Most of this time I was simply parrying, or taking her cuts on my shield; but now and again I would thrust or feint, to deceive her while I watched my chance. For she had felt I was up to some trick or other; that I could tell. I wanted to get the sword off her, before I went in. She knew that much, and was too good for me.

“Well, then!” I said to myself. “Did I think she would be got for nothing?” With a quick jump backwards, I threw my shield away; I had made it look as if the sling had broken, helped by the darkness. She had never thought of that, and it took her in. So then I did what is natural in a man who has lost his shield: made a reckless lunge at her. When I missed, she was inside my guard. I had to be quick then. As she lifted her sword for a down-cut, I let mine go and grabbed her arm, spinning her round as I pulled it over my shoulder. She was so astonished that as she flew up, I got her fingers off the sword. It was too late to check the throw; so over she went, in a perfect flying mare, and fell clean but hard with all the breath knocked out of her. I threw myself down by her on the mountain grass.

Her arm was still in her shield. I lay upon it, and reached over to pin the other. She lay half stunned, face upwards to the sky, all stilled.
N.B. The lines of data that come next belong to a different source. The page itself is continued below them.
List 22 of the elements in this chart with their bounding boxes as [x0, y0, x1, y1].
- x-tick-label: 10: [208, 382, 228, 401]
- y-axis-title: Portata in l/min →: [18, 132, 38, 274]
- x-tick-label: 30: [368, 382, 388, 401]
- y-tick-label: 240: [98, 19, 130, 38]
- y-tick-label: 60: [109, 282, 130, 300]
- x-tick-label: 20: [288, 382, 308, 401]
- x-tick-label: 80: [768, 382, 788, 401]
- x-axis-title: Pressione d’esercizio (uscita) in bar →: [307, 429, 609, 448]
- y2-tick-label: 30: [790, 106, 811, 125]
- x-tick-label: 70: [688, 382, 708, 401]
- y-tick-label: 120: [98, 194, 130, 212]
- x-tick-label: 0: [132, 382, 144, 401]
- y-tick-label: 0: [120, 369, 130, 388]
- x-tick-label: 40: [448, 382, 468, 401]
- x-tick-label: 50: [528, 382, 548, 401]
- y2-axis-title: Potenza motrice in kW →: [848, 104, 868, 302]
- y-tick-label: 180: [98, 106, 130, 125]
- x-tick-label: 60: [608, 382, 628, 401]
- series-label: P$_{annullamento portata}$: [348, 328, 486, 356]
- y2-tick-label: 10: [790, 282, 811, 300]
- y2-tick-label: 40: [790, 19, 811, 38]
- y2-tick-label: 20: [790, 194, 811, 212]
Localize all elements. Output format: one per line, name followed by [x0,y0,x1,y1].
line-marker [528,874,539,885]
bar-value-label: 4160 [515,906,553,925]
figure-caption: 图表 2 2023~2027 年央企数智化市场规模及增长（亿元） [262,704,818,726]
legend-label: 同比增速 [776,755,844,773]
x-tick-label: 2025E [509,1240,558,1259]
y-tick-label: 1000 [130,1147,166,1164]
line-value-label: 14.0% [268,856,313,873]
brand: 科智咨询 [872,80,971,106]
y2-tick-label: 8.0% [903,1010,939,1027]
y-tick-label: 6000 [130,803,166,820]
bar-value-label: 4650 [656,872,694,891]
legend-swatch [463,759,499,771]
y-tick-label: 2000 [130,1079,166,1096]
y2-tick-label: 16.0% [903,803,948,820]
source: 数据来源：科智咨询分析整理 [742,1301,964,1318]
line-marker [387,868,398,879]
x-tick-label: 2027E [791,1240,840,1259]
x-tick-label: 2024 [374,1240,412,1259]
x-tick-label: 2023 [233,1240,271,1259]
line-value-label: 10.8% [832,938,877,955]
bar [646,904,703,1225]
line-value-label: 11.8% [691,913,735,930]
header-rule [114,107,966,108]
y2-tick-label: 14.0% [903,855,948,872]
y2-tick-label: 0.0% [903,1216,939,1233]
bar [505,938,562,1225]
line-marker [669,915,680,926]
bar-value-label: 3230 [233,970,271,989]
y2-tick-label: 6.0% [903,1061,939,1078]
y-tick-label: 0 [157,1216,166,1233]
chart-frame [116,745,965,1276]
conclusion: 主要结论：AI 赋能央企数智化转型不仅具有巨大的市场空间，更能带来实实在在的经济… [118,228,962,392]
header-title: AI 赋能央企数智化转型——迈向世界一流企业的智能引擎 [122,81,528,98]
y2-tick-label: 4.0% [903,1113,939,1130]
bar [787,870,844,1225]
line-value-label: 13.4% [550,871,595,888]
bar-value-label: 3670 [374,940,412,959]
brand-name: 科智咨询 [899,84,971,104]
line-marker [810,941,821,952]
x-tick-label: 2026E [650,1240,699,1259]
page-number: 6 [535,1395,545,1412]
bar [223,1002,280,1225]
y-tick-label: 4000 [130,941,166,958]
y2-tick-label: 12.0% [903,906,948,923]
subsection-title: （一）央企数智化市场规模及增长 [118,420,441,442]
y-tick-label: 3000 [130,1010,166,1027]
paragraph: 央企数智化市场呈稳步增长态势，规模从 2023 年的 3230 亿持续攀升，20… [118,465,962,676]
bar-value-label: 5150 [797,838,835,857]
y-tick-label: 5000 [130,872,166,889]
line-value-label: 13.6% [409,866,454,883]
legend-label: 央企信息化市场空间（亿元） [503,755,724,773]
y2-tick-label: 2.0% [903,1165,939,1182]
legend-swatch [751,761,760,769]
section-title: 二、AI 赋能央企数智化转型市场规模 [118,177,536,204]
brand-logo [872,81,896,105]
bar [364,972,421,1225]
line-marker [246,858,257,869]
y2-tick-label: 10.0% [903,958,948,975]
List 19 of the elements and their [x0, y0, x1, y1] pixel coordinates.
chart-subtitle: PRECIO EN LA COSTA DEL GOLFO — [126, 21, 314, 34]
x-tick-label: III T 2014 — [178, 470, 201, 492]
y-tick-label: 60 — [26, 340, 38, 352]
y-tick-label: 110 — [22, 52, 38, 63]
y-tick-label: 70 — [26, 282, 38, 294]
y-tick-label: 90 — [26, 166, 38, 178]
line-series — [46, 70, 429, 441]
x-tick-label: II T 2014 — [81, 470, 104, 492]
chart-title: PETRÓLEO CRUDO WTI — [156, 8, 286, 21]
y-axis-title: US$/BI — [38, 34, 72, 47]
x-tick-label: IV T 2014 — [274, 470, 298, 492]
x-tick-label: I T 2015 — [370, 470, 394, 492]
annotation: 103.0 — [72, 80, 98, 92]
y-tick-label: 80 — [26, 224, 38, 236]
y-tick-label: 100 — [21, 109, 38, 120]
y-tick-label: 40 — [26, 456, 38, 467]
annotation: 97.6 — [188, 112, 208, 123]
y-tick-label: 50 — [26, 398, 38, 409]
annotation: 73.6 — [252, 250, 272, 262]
I was still too, dizzy with the fight and with being all at once so near to her, her mountain-scented pale hair beside my mouth, feeling under my arm the embroidered leather and the tender breasts.

The warrior in my head, still wakeful, warned me she was quick as a whip, and had not yielded yet. I turned my mouth to her ear, and said, “Hippolyta.”

Her head turned, and her eyes met mine, as wild as a netted deer’s. I did not dare let go of her. So I talked awhile. What I said I don’t remember; it is no matter, for I spoke in Greek. I only wanted to let her know, as she came to herself, that she was not with an enemy. She began to look around her; then I said in the tongue she knew, “The fight is over, Hippolyta, and you are not dead. Will you keep your vow?”

It was much darker. But I saw her eyes seeking the sky, as if for counsel. None came; a cloud had come down from the mountain crest, and the new moon’s sickle was gone behind it. The warriors muttered together; quick whispers came from the Amazons, and long silences. Suddenly she started up; not in anger, but as if she might find it was all a dream. I pressed her back and said, “Well?”